Giving, like service, can become a personal pattern


Like many baby boomers, I watched wide-eyed and quiet in front of   "the big TV" as John Kennedy's caisson moved through the streets of Washington, D.C. from the Capitol rotunda to St. Matthews Cathedral.  The memory of Black Jack, rider less, with boots placed backwards in the stirrups can make me pause today.

But my perspective on funerals and tradition is closer to the bone than a broadcast.

Funeral traditions help make up my sense of history and place, and my own sense of self. I grew up in Springfield, IL. Our annual grade school field trips meant visits to the cemetery: to Oak Ridge, where Abraham Lincoln is buried, or to Camp Butler national cemetery, to view the Civil War dead.

To say I was steeped in the Lincoln traditions would not be an exaggeration. And since father's family is buried in Oak Ridge Cemetery and my mother's family is buried in Crown Hill Cemetery in Indianapolis -- another site filled with historical associations - separating my family's history from funeral tradition is nigh on impossible.

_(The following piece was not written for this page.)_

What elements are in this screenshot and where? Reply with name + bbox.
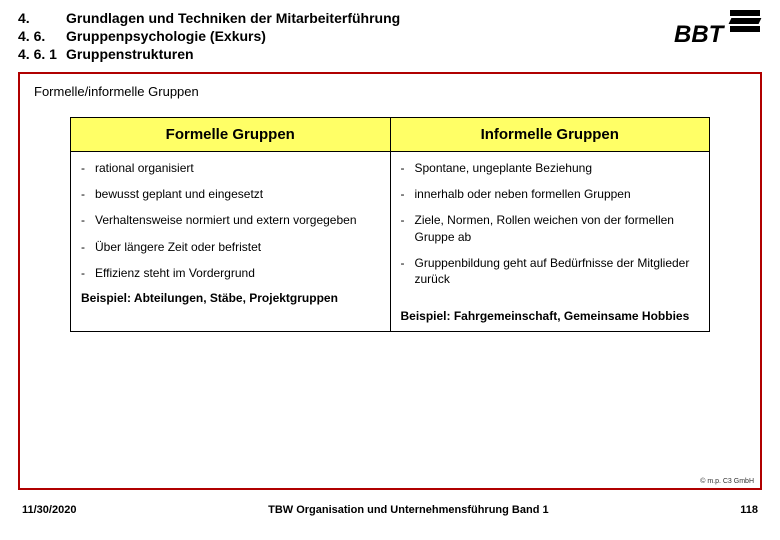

My connections to funeral service are woven into the fabric of my life, a fabric that was created before I was born and one that will continue to comfort - like the Peanuts character Linus' blanket - through the lives of my children. As the blanket wears, new fabric is added, and if the sewing is seamless, the comfort and sense of stability and honor remain.

Charitable giving, too, can be a part of a personal pattern of tradition. If you're a "boomer" like me, perhaps you remember the UNICEF cartons at Halloween, MDA "carnivals" or Boy Scout paper drives. Did you help your mother or grandmother bake for a bake sale? Did your parents deliver Meals on Wheels?

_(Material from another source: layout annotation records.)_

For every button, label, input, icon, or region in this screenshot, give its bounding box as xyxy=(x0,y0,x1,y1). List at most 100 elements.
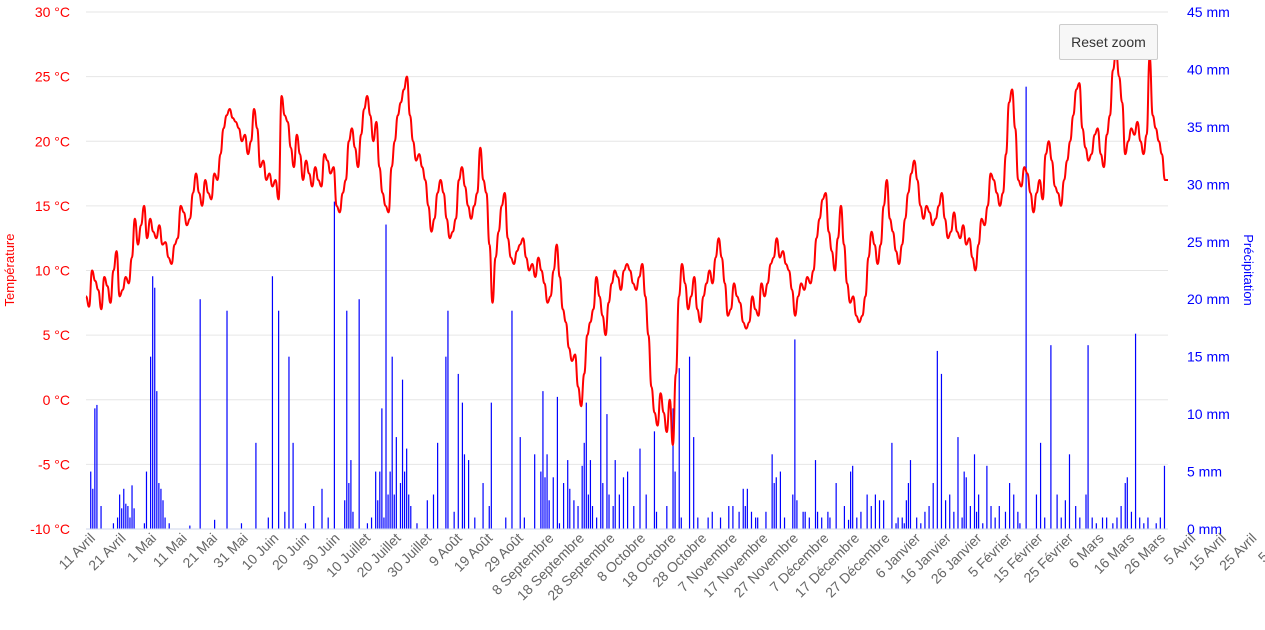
precipitation-bar xyxy=(1085,494,1087,529)
precipitation-bar xyxy=(585,402,587,529)
precipitation-bar xyxy=(711,511,713,529)
precipitation-bar xyxy=(916,517,918,529)
precipitation-bar xyxy=(1060,517,1062,529)
precipitation-bar xyxy=(895,523,897,529)
precipitation-bar xyxy=(612,506,614,529)
precipitation-bar xyxy=(461,402,464,529)
precipitation-bar xyxy=(352,511,354,529)
y-right-tick-label: 20 mm xyxy=(1187,291,1230,307)
precipitation-bar xyxy=(765,511,767,529)
precipitation-bar xyxy=(738,511,740,529)
y-right-tick-label: 30 mm xyxy=(1187,176,1230,192)
precipitation-bar xyxy=(577,506,579,529)
precipitation-bar xyxy=(883,500,885,529)
precipitation-bar xyxy=(581,465,583,529)
precipitation-bar xyxy=(1106,517,1108,529)
precipitation-bar xyxy=(119,494,121,529)
precipitation-bar xyxy=(457,373,459,529)
precipitation-bar xyxy=(488,506,490,529)
precipitation-bar xyxy=(742,488,744,529)
precipitation-bar xyxy=(112,523,115,529)
precipitation-bar xyxy=(1143,523,1145,529)
precipitation-bar xyxy=(936,350,938,529)
precipitation-bar xyxy=(775,477,777,529)
precipitation-bar xyxy=(773,483,775,529)
precipitation-bar xyxy=(653,431,656,529)
precipitation-bar xyxy=(978,494,980,529)
precipitation-bar xyxy=(783,517,786,529)
precipitation-bar xyxy=(688,356,691,529)
precipitation-bar xyxy=(395,437,397,529)
precipitation-bar xyxy=(1035,494,1038,529)
precipitation-bar xyxy=(639,448,641,529)
precipitation-bar xyxy=(779,471,781,529)
precipitation-bar xyxy=(920,523,922,529)
precipitation-bar xyxy=(552,477,554,529)
precipitation-bar xyxy=(606,414,608,529)
precipitation-bar xyxy=(548,500,550,529)
precipitation-bar xyxy=(150,356,152,529)
y-left-tick-label: -5 °C xyxy=(38,456,70,472)
precipitation-bar xyxy=(1068,454,1071,529)
precipitation-bar xyxy=(127,506,129,529)
precipitation-bar xyxy=(160,488,162,529)
y-right-tick-label: 40 mm xyxy=(1187,61,1230,77)
precipitation-bar xyxy=(814,460,817,529)
precipitation-bar xyxy=(131,485,133,529)
precipitation-bar xyxy=(556,396,558,529)
precipitation-bar xyxy=(410,506,412,529)
precipitation-bar xyxy=(944,500,947,529)
precipitation-bar xyxy=(567,460,569,529)
precipitation-bar xyxy=(961,517,963,529)
precipitation-bar xyxy=(544,477,546,529)
precipitation-bar xyxy=(189,525,191,529)
precipitation-bar xyxy=(284,511,286,529)
precipitation-bar xyxy=(379,471,381,529)
precipitation-bar xyxy=(143,523,146,529)
precipitation-bar xyxy=(389,471,391,529)
precipitation-bar xyxy=(145,471,148,529)
precipitation-bar xyxy=(732,506,734,529)
precipitation-bar xyxy=(313,506,315,529)
precipitation-bar xyxy=(618,494,620,529)
precipitation-bar xyxy=(125,503,127,529)
precipitation-bar xyxy=(994,517,996,529)
y-right-tick-label: 0 mm xyxy=(1187,521,1222,537)
precipitation-bar xyxy=(562,483,565,529)
precipitation-bar xyxy=(835,483,837,529)
precipitation-bar xyxy=(973,454,976,529)
precipitation-bar xyxy=(850,471,852,529)
reset-zoom-button[interactable]: Reset zoom xyxy=(1059,24,1158,60)
precipitation-bar xyxy=(953,511,955,529)
precipitation-bar xyxy=(399,483,402,529)
precipitation-bar xyxy=(965,477,967,529)
precipitation-bar xyxy=(377,500,379,529)
precipitation-bar xyxy=(678,368,680,529)
precipitation-bar xyxy=(614,460,616,529)
precipitation-bar xyxy=(304,523,307,529)
precipitation-bar xyxy=(482,483,484,529)
precipitation-bar xyxy=(982,523,984,529)
precipitation-bar xyxy=(680,517,682,529)
precipitation-bar xyxy=(383,517,385,529)
temperature-line xyxy=(85,49,1168,446)
precipitation-bar xyxy=(1075,506,1077,529)
y-left-tick-label: 0 °C xyxy=(43,392,70,408)
precipitation-bar xyxy=(990,506,992,529)
precipitation-bar xyxy=(587,494,589,529)
precipitation-bar xyxy=(802,511,804,529)
precipitation-bar xyxy=(608,494,610,529)
precipitation-bar xyxy=(370,517,373,529)
precipitation-bar xyxy=(519,437,521,529)
precipitation-bar xyxy=(596,517,598,529)
precipitation-bar xyxy=(558,523,561,529)
precipitation-bar xyxy=(523,517,525,529)
precipitation-bar xyxy=(129,517,131,529)
precipitation-bar xyxy=(1126,477,1128,529)
precipitation-bar xyxy=(856,517,858,529)
precipitation-bar xyxy=(719,517,722,529)
precipitation-bar xyxy=(1134,333,1137,529)
precipitation-bar xyxy=(1019,523,1021,529)
precipitation-bar xyxy=(746,488,748,529)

Your parents may have focused their charitable giving on supporting their place of worship and an alma mater or two. Perhaps they were able to create a small family foundation through which their philanthropic goals could be realized. Or perhaps those "urges to give" have never been realized.

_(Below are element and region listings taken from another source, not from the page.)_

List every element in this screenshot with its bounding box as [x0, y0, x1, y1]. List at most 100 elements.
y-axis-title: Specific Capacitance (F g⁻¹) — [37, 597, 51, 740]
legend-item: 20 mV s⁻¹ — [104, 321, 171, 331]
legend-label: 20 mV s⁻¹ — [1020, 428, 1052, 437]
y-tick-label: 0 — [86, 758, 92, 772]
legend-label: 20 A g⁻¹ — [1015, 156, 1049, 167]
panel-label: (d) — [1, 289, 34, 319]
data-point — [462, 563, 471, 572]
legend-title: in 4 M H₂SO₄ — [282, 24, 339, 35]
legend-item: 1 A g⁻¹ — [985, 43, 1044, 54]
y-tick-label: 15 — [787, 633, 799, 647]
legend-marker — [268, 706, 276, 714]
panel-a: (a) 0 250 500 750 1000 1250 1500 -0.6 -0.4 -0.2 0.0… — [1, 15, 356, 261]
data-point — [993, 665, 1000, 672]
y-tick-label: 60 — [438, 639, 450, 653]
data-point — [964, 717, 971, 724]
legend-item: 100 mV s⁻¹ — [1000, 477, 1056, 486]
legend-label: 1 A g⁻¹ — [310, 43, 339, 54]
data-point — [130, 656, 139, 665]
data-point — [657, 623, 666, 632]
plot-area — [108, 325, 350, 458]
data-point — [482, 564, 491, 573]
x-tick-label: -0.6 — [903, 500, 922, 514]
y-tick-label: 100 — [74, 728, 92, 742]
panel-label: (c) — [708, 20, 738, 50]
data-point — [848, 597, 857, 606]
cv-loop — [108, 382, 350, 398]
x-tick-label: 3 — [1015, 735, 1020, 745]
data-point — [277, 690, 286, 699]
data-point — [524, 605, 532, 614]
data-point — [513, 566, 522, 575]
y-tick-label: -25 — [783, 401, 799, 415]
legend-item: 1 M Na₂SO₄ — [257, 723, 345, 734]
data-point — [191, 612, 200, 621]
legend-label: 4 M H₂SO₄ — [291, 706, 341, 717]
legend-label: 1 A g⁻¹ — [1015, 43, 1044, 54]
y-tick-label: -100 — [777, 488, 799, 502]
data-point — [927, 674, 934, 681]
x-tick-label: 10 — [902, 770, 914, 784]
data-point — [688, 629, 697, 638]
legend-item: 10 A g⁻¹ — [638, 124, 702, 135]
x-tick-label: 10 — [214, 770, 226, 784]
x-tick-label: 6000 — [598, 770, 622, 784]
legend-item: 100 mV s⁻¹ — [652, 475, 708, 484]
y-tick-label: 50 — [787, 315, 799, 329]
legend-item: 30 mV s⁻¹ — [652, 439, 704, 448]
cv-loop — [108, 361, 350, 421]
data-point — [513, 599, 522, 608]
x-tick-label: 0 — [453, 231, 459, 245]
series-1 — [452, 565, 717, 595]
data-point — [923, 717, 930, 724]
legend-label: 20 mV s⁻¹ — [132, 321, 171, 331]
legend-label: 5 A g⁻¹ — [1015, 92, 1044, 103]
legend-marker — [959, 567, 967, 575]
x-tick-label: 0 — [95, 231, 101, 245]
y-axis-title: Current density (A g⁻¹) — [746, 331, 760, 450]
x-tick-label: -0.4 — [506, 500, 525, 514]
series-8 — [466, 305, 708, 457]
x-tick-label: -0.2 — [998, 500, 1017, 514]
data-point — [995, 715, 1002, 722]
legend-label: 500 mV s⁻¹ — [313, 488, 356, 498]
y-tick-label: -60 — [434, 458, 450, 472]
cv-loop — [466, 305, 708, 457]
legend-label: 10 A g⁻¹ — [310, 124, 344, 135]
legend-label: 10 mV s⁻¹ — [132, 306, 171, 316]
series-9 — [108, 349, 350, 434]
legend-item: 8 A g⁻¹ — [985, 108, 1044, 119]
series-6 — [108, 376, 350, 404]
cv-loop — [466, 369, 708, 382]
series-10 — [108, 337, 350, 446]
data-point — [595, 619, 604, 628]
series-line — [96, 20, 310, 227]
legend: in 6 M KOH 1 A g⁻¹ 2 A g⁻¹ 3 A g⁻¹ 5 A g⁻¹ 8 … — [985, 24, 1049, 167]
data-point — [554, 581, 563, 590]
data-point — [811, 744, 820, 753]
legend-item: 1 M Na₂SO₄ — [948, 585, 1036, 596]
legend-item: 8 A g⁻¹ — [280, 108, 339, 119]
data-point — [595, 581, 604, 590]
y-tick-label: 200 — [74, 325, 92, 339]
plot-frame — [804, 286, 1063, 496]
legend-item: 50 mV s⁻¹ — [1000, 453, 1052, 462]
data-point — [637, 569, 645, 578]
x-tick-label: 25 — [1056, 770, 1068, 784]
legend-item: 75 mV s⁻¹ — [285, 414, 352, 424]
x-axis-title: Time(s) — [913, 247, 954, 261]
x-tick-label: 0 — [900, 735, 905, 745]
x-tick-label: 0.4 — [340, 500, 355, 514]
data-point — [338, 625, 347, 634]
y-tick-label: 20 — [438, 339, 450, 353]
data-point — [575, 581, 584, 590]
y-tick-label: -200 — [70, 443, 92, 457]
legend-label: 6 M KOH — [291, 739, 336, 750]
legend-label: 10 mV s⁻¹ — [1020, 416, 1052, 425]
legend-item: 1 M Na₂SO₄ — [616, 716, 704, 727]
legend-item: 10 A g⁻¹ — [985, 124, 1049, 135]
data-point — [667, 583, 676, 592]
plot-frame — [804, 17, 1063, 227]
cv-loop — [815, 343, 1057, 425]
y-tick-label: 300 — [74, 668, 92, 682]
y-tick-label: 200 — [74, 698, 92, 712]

If giving hasn't become part of your own family's personal tradition, why not take a few initial steps together. If you have young children, you may want to start by visiting a local nursing home or senior center: consider volunteering to visit on a regular basis. Hook up with a food pantry or kitchen. Make holiday time a giving-to-strangers time. Send messages to our soldiers. Call your local humane society and learn how you can help as a family.

It's easy to begin to add a new tradition of generosity and compassion to your Linus blanket of comfort and stability. Or to continue the fabric pieced together for you by the "tailors and seamstresses" who have preceded you. Not only will you model a philanthropic orientation for those who matter to you, your own sense of history, place and self will be greatly enriched.